The additional reduction is spread over each year of the three-year period. Forgetting it in the first year does not permanently forfeit the advantage, but it will need to be regularized, which generates exchanges with the administration.

Intermediate Scellier extension and rent ceilings: what changes (or not)
Throughout the extension period, the property remains subject to the rent ceilings of the intermediate Scellier. These ceilings are lower than those of the classic Scellier, as the “intermediate” (also called “social”) aspect targets tenants with modest incomes.

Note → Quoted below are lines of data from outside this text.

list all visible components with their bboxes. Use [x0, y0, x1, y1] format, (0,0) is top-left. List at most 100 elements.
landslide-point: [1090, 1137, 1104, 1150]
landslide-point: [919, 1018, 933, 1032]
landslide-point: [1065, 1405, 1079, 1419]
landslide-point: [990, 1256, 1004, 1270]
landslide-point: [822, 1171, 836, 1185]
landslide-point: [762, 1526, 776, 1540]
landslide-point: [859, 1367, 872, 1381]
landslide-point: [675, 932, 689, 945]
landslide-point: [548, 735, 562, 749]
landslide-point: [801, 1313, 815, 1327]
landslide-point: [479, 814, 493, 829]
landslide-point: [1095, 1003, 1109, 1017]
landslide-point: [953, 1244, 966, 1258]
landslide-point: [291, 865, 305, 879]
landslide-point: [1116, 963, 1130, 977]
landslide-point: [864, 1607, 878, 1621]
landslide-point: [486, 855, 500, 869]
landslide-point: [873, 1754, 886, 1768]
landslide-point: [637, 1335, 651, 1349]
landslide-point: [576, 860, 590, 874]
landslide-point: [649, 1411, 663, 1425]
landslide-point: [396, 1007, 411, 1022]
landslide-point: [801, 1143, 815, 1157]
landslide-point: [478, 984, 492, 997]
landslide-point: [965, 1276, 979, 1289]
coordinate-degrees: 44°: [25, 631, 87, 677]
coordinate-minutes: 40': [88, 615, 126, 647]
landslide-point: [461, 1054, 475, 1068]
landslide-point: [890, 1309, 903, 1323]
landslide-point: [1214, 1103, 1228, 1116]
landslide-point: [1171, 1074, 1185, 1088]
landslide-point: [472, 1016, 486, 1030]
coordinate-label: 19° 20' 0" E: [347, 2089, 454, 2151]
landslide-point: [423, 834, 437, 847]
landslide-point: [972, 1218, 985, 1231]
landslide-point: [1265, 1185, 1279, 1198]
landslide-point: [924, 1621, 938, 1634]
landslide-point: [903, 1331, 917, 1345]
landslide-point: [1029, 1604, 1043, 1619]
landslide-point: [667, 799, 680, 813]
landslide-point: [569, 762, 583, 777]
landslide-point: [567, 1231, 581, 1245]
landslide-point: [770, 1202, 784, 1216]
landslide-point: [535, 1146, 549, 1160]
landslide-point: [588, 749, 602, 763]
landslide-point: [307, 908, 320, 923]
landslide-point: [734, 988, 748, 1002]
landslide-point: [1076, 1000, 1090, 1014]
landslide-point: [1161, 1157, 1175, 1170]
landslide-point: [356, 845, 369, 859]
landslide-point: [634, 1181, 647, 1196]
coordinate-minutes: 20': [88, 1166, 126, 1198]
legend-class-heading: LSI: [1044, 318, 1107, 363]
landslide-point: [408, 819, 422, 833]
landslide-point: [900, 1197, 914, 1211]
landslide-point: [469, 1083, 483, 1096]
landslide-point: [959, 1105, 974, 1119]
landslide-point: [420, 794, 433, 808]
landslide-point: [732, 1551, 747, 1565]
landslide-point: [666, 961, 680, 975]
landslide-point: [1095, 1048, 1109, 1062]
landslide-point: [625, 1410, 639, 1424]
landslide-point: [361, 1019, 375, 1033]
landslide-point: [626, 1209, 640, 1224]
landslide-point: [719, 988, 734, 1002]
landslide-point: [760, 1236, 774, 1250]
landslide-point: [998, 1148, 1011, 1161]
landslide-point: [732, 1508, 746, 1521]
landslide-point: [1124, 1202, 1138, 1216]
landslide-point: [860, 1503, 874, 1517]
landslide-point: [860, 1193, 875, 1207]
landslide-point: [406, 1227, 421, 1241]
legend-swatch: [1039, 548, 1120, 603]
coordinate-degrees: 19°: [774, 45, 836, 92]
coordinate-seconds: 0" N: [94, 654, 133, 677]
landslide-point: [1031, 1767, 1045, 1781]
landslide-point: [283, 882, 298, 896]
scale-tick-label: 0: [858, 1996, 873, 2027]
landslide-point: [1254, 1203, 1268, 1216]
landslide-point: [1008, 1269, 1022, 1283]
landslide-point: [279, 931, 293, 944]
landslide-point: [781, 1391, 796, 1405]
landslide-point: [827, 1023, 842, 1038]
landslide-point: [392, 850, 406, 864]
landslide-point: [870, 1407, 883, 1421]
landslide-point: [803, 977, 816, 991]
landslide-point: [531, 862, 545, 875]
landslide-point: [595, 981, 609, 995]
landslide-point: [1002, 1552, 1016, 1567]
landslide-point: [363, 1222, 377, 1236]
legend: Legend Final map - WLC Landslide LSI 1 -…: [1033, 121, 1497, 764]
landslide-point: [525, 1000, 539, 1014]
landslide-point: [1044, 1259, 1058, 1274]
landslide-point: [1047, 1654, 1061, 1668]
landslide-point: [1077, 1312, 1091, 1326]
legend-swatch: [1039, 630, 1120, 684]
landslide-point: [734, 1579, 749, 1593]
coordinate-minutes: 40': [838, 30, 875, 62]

Why does this point deserve attention? Because market rents have often changed since the purchase of the property, sometimes significantly. An owner who increases their rent beyond the authorized ceiling when renewing the lease would lose the tax reduction for the entire three-year period. Not just for the year of the exceedance: for the entire period.
Should you extend if the capped rent is much lower than the market?
This question is legitimate. The extension is only worthwhile if the tax supplement compensates for the rent gap with the market. Calculate over three years: compare the rental shortfall with the total amount of the additional tax reduction. In some areas where rents have increased significantly, exiting the scheme to rent at market price may prove more profitable.
This calculation also depends on your marginal tax rate. A highly taxed taxpayer will benefit more from the reduction than a lightly taxed one, for whom the rent differential will weigh more heavily.
The extension of the intermediate Scellier remains an interesting tax lever, but it requires preparation: up-to-date tenant file, correctly filled forms, proof of diligence in case of vacancy. The most frequent trap is not fiscal; it is administrative. An extended commitment without the correct box checked on the declaration amounts to a commitment that does not exist in the eyes of the administration.